The most useful type of English prose style has here its especially consonant uses. There is Ehrenpreis’s summary of the basic plot when Irish resistance to Wood’s Half-pence was at first overruled: ‘With these words the royal ministers upheld the claim of a foreign whore to an English bribe against the protests of a subject nation.’ What is so good about such economical anger is not any fatuous hyperbole that Swift himself would have been proud to write it, but that Swift would have been proud to read it. ‘When a scream is loud enough, it will carry even across the Irish Sea’: Ehrenpreis’s style has carried across from the 18th century, and is conducive to the lethal truth. ‘King George may be said to have helped by maintaining a level of unpopularity conducive to uprisings.’ ‘His peculiar talent was simply to voice unchanging principles, a sort of indolence which often passes for integrity.’ Such sentences execute Swift’s own principles of unindolent integrity.

A.E. Housman, who had his Swiftian side, said of the average man: ‘His opinions are determined not by his reason – “the bulk of mankind” says Swift “is as well qualified for flying as for thinking,” – but by his passions; and the faintest of all human passions is the love of truth.’ But this passion is not faint in Swift’s fullest and best biographer.
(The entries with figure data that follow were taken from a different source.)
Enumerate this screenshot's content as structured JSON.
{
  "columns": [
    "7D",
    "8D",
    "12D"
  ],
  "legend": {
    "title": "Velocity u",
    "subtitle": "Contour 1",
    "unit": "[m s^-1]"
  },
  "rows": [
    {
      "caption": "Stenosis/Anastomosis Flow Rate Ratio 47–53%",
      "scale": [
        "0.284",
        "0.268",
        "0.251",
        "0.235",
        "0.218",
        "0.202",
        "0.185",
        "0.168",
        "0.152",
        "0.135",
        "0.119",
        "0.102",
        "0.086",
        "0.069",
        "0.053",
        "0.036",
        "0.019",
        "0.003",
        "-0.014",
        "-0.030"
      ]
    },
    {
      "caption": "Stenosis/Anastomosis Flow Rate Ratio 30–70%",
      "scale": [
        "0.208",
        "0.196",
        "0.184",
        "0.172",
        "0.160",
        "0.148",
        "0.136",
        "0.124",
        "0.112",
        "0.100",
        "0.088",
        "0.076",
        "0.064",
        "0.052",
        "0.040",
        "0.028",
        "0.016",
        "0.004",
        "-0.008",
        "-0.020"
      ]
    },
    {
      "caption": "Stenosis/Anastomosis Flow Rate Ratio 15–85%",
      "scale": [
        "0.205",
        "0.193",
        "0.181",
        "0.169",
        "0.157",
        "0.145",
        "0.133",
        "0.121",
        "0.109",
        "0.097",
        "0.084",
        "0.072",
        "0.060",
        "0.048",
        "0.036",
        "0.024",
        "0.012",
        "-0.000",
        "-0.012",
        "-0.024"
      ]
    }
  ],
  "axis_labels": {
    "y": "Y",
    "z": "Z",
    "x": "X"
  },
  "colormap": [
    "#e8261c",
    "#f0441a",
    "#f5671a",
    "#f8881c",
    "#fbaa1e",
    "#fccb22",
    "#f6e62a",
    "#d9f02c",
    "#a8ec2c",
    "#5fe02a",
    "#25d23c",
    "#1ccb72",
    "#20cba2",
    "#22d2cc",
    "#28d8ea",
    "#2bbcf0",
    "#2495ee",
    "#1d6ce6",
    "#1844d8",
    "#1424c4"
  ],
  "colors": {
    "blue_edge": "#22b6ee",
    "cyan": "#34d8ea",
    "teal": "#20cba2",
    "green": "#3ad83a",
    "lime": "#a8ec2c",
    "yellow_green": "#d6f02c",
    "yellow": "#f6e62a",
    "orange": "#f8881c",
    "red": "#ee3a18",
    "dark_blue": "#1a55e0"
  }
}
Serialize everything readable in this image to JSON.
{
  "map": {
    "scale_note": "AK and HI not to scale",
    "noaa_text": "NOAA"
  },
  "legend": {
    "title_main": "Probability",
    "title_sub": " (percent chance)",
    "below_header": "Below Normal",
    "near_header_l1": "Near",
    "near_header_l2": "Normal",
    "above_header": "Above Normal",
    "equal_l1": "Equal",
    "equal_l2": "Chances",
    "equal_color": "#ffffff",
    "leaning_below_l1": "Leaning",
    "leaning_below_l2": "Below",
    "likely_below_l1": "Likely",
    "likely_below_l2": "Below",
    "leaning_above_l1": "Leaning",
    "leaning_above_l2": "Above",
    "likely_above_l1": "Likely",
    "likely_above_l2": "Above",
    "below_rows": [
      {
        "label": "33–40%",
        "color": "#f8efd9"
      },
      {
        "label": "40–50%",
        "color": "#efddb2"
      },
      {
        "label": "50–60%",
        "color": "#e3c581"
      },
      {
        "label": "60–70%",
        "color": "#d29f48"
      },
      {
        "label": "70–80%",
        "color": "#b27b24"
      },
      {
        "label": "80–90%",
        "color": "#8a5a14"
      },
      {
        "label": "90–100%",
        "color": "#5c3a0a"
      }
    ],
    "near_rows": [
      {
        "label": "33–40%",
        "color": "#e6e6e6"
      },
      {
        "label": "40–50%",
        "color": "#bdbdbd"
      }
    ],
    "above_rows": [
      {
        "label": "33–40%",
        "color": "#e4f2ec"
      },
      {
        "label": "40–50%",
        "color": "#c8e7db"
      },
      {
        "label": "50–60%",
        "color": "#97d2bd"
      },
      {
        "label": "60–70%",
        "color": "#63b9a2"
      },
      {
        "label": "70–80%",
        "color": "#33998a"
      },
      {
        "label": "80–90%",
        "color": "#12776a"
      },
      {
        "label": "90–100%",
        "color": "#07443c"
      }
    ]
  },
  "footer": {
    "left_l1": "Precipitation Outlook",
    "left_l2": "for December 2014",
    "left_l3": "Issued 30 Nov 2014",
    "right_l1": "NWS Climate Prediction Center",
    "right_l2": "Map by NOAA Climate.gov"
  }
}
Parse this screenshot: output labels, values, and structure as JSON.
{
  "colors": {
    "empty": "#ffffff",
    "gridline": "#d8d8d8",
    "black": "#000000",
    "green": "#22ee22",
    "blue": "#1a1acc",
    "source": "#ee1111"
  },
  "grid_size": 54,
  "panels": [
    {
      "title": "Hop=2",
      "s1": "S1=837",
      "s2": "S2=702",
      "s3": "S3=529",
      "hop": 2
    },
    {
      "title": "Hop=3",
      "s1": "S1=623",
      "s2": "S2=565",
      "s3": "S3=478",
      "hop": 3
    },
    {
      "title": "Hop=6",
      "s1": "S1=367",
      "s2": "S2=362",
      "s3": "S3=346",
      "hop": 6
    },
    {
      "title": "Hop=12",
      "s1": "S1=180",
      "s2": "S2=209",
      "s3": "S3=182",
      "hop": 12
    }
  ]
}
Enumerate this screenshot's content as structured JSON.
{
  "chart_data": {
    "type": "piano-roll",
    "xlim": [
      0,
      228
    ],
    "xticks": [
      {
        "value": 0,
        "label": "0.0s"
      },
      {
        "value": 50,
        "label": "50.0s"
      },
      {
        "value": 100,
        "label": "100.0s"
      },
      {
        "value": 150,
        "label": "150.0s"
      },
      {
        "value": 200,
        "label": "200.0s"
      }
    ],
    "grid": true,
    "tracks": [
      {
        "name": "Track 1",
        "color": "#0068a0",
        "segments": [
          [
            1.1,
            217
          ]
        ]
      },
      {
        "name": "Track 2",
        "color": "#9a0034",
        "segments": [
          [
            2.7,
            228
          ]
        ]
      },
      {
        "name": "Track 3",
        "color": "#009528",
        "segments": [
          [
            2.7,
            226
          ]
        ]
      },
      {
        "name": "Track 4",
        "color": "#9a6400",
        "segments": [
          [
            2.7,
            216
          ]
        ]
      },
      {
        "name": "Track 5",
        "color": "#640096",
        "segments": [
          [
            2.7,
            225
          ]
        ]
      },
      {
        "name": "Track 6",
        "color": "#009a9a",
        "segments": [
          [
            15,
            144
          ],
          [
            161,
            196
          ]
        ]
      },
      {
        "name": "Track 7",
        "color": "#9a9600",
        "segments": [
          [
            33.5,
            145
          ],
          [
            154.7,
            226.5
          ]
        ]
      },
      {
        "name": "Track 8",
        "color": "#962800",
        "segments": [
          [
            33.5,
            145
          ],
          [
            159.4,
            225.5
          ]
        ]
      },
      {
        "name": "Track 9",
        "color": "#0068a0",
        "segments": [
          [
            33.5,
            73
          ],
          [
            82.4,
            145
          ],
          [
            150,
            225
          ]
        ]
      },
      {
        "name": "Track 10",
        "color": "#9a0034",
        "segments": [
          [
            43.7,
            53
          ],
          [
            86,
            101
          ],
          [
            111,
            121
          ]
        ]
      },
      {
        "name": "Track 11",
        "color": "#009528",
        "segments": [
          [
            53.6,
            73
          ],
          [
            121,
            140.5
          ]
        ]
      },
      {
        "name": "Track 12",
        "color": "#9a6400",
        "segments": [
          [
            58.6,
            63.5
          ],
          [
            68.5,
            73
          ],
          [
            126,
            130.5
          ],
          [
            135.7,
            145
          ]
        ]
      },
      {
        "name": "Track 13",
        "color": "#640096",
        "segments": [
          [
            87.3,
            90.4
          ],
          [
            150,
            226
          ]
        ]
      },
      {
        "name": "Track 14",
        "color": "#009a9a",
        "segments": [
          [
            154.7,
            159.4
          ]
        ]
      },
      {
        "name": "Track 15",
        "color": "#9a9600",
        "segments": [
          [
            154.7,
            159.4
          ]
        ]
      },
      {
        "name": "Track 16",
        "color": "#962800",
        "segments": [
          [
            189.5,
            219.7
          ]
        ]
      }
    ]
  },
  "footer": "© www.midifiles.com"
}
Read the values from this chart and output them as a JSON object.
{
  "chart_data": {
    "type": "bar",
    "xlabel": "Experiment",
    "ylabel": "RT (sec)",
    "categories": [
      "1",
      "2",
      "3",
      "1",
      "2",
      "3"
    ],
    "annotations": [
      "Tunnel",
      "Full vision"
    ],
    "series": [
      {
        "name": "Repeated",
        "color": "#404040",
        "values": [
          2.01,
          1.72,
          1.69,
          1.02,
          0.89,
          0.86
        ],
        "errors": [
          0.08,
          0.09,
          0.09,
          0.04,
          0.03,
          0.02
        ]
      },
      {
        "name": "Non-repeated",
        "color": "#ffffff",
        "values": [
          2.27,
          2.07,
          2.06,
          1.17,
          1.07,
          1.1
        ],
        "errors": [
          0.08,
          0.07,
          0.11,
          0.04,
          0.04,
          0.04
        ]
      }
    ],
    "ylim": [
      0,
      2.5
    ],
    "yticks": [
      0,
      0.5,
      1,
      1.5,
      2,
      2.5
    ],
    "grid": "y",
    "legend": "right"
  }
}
He writes without violence or zealotry, aware that – in Swift’s words again –‘violent zeal for truth hath an hundred to one odds to be either petulancy, ambition, or pride.’ Ehrenpreis himself reverses the move which he shows to govern Swift’s persuasiveness. ‘Swift always acts the part of a cool man who has, against his nature, been provoked to heat’; his biographer writes as a heated man who has, against his nature, been disciplined to coolness. The terms in which he praises a fellow scholar (James Woolley) have to take the risk of seeming to wish to be transferred home, as indeed would be deserved: ‘The whole essay is a model of rigorous but imaginative scholarship.’ It has been easy for people to be snide about Ehrenpreis’s having taken more than twenty years to complete this biography. Having not myself ever completed a work of scholarship on such a scale, and indeed not having ever been close to anyone who has, I suspect in some reviewers a whiff of sour grapeshot. But it must have been with ruefulness that Ehrenpreis in his mid-sixties set down now his praise of Swift’s energies, ‘unabated half-way through his seventh decade’, or proffered a Johnsonian reflection on the delayed Swift-Pope Miscellanies: ‘But it is in the nature of such enterprises to be clogged by unforeseeable obstacles.’